Gangguan irama jantung atau yang dikenal dengan istilah medis aritmia sering kali tidak menimbulkan gejala yang jelas. Kondisi ini bisa berlangsung tanpa disadari oleh penderitanya, sehingga kerap disebut sebagai ‘pembunuh diam-diam’. Salah satu risiko paling serius dari aritmia yang tidak terdeteksi adalah meningkatnya kemungkinan terkena stroke.
Aritmia terjadi ketika impuls listrik yang mengatur detak jantung tidak bekerja secara normal. Akibatnya, jantung bisa berdetak terlalu cepat, terlalu lambat, atau tidak teratur. Dalam beberapa kasus, kondisi ini menyebabkan darah tidak dipompa secara efisien, sehingga dapat membentuk gumpalan darah di dalam bilik jantung.

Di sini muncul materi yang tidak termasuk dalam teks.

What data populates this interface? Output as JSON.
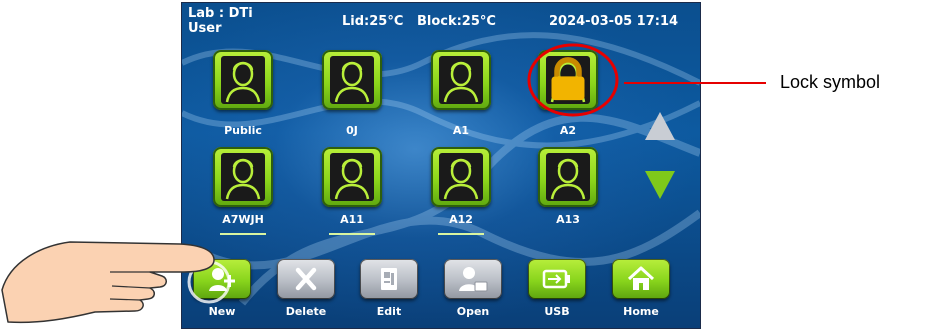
{
  "header": {
    "lab": "Lab : DTi",
    "user_label": "User",
    "temperatures": "Lid:25°C   Block:25°C",
    "datetime": "2024-03-05 17:14"
  },
  "users": [
    {
      "name": "Public",
      "locked": false
    },
    {
      "name": "0J",
      "locked": false
    },
    {
      "name": "A1",
      "locked": false
    },
    {
      "name": "A2",
      "locked": true
    },
    {
      "name": "A7WJH",
      "locked": false
    },
    {
      "name": "A11",
      "locked": false
    },
    {
      "name": "A12",
      "locked": false
    },
    {
      "name": "A13",
      "locked": false
    }
  ],
  "toolbar": {
    "new_label": "New",
    "delete_label": "Delete",
    "edit_label": "Edit",
    "open_label": "Open",
    "usb_label": "USB",
    "home_label": "Home"
  },
  "annotation": {
    "callout_text": "Lock symbol",
    "callout_color": "#e60000"
  },
  "colors": {
    "tile_green": "#8cd61b",
    "screen_blue": "#0d5aa0"
  }
}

Mengapa Aritmia Berbahaya?
Gumpalan darah yang terbentuk akibat aritmia dapat terlepas dan mengalir bersama aliran darah menuju otak. Jika gumpalan tersebut menyumbat pembuluh darah di otak, maka terjadilah stroke iskemik. Stroke jenis ini adalah kondisi darurat medis yang dapat mengakibatkan kerusakan permanen pada fungsi otak, bahkan kematian.

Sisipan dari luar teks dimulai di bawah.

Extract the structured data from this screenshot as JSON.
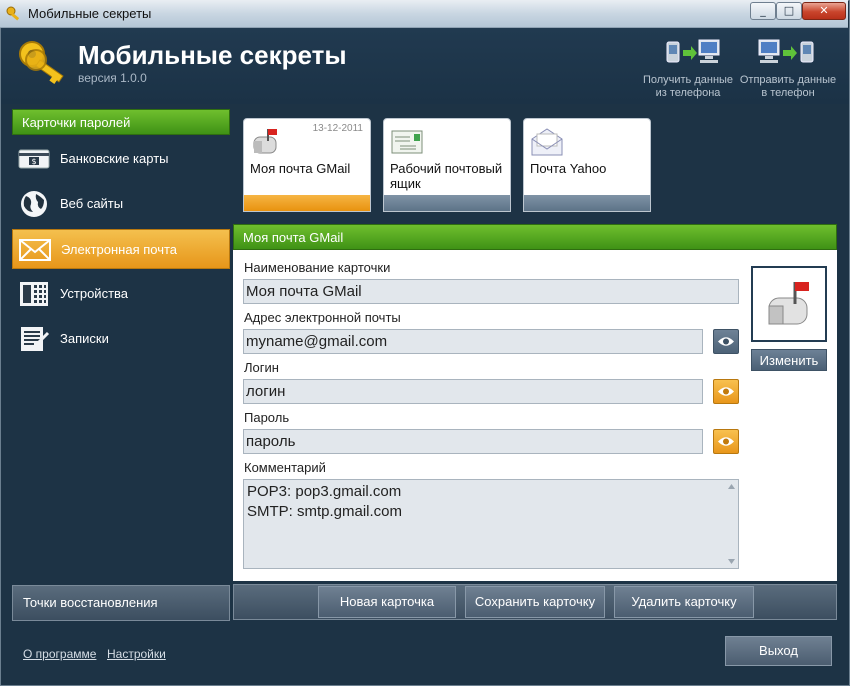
{
  "window": {
    "title": "Мобильные секреты",
    "buttons": {
      "minimize": "_",
      "maximize": "□",
      "close": "✕"
    }
  },
  "header": {
    "app_title": "Мобильные секреты",
    "version": "версия 1.0.0",
    "actions": [
      {
        "label": "Получить данные\nиз телефона",
        "line1": "Получить данные",
        "line2": "из телефона",
        "icon": "phone-to-pc-icon"
      },
      {
        "label": "Отправить данные\nв телефон",
        "line1": "Отправить данные",
        "line2": "в телефон",
        "icon": "pc-to-phone-icon"
      }
    ]
  },
  "sidebar": {
    "title": "Карточки паролей",
    "items": [
      {
        "label": "Банковские карты",
        "icon": "bank-card-icon",
        "active": false
      },
      {
        "label": "Веб сайты",
        "icon": "globe-icon",
        "active": false
      },
      {
        "label": "Электронная почта",
        "icon": "envelope-icon",
        "active": true
      },
      {
        "label": "Устройства",
        "icon": "device-icon",
        "active": false
      },
      {
        "label": "Записки",
        "icon": "notes-icon",
        "active": false
      }
    ],
    "restore_points": "Точки восстановления"
  },
  "cards": [
    {
      "label": "Моя почта GMail",
      "date": "13-12-2011",
      "icon": "mailbox-icon",
      "selected": true
    },
    {
      "label": "Рабочий почтовый ящик",
      "date": "",
      "icon": "letter-icon",
      "selected": false
    },
    {
      "label": "Почта Yahoo",
      "date": "",
      "icon": "envelope-open-icon",
      "selected": false
    }
  ],
  "detail": {
    "title": "Моя почта GMail",
    "fields": {
      "name_label": "Наименование карточки",
      "name_value": "Моя почта GMail",
      "email_label": "Адрес электронной почты",
      "email_value": "myname@gmail.com",
      "login_label": "Логин",
      "login_value": "логин",
      "password_label": "Пароль",
      "password_value": "пароль",
      "comment_label": "Комментарий",
      "comment_value": "POP3: pop3.gmail.com\nSMTP: smtp.gmail.com"
    },
    "change_button": "Изменить"
  },
  "toolbar": {
    "new_card": "Новая карточка",
    "save_card": "Сохранить карточку",
    "delete_card": "Удалить карточку"
  },
  "footer": {
    "about": "О программе",
    "settings": "Настройки",
    "exit": "Выход"
  },
  "colors": {
    "background": "#1d3345",
    "green_header": "#3f9216",
    "orange_active": "#e8961b",
    "field_bg": "#e2e7ec"
  }
}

Sayangnya, banyak orang tidak menyadari bahwa mereka memiliki aritmia karena gejalanya yang samar atau bahkan tidak ada sama sekali. Beberapa tanda yang mungkin muncul antara lain jantung berdebar-debar, sesak napas, pusing, atau rasa lelah yang berlebihan. Namun, gejala-gejala ini sering dianggap sepele dan diabaikan.
Siapa yang Berisiko?
Faktor risiko aritmia meliputi usia lanjut, tekanan darah tinggi, penyakit jantung koroner, diabetes, obesitas, serta kebiasaan merokok dan konsumsi alkohol berlebihan. Penderita sleep apnea atau gangguan tiroid juga memiliki risiko lebih tinggi mengalami aritmia.

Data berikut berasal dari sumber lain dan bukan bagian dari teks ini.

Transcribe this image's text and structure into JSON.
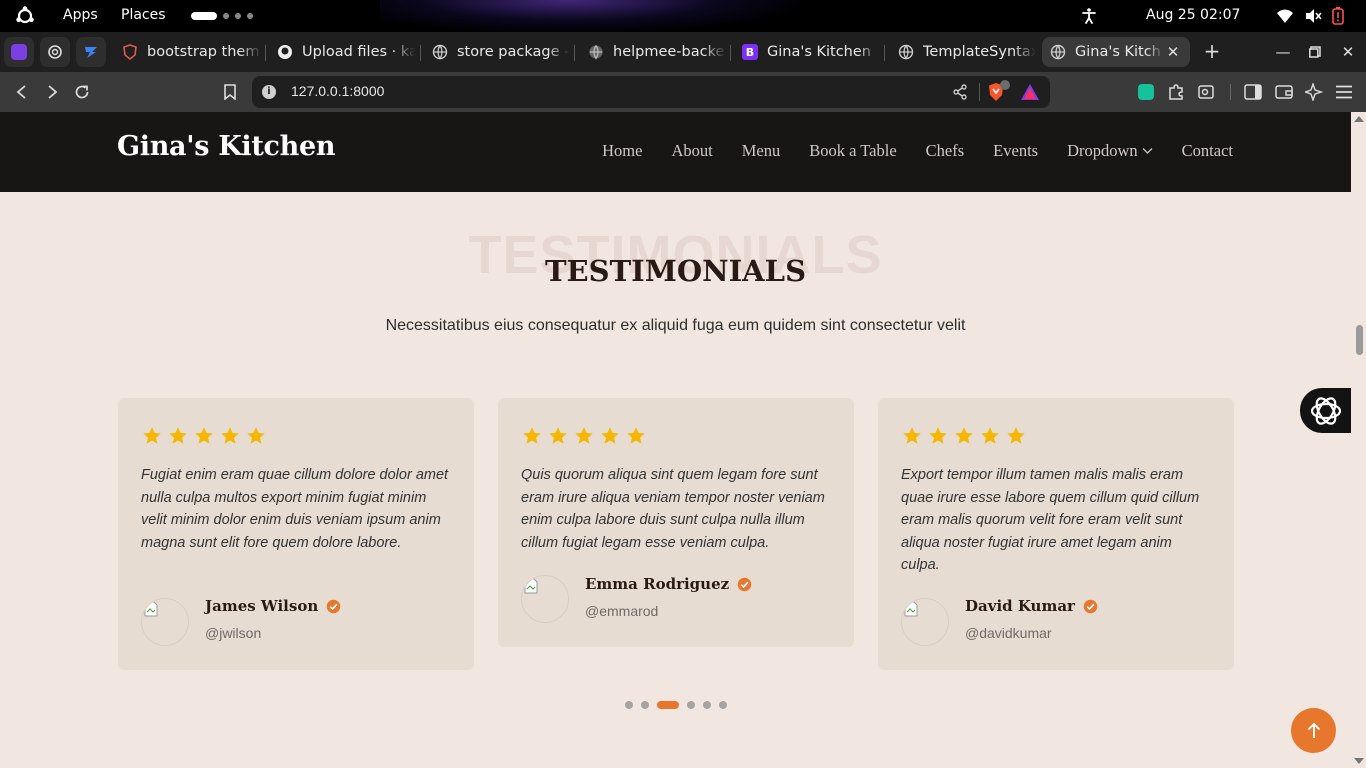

Oleh karena itu, penting bagi masyarakat, terutama mereka yang memiliki faktor risiko, untuk melakukan pemeriksaan kesehatan secara rutin. Pemeriksaan elektrokardiogram (EKG) adalah langkah awal yang sederhana dan efektif untuk mendeteksi adanya kelainan irama jantung.
Kapan Harus Periksa?
Jika Anda sering merasakan jantung berdetak tidak beraturan, mudah lelah tanpa sebab yang jelas, atau memiliki riwayat penyakit jantung dalam keluarga, sebaiknya segera konsultasikan dengan dokter spesialis jantung. Jangan menunggu hingga muncul gejala stroke seperti kelumpuhan sepihak, bicara pelo, atau kehilangan keseimbangan secara tiba-tiba.
Deteksi dini aritmia memberikan kesempatan untuk memberikan penanganan yang tepat, misalnya dengan obat-obatan pengencer darah, ablasi jantung, atau pemasangan alat pacu jantung. Langkah-langkah ini dapat menurunkan risiko stroke secara signifikan.
Ingatlah, kesehatan jantung adalah investasi jangka panjang. Jangan biarkan aritmia diam-diam mengancam hidup Anda. Lakukan pemeriksaan sekarang juga sebelum semuanya terlambat.
Informasi ini bersifat edukatif dan tidak menggantikan saran medis langsung. Konsultasikan kondisi kesehatan Anda dengan tenaga medis profesional.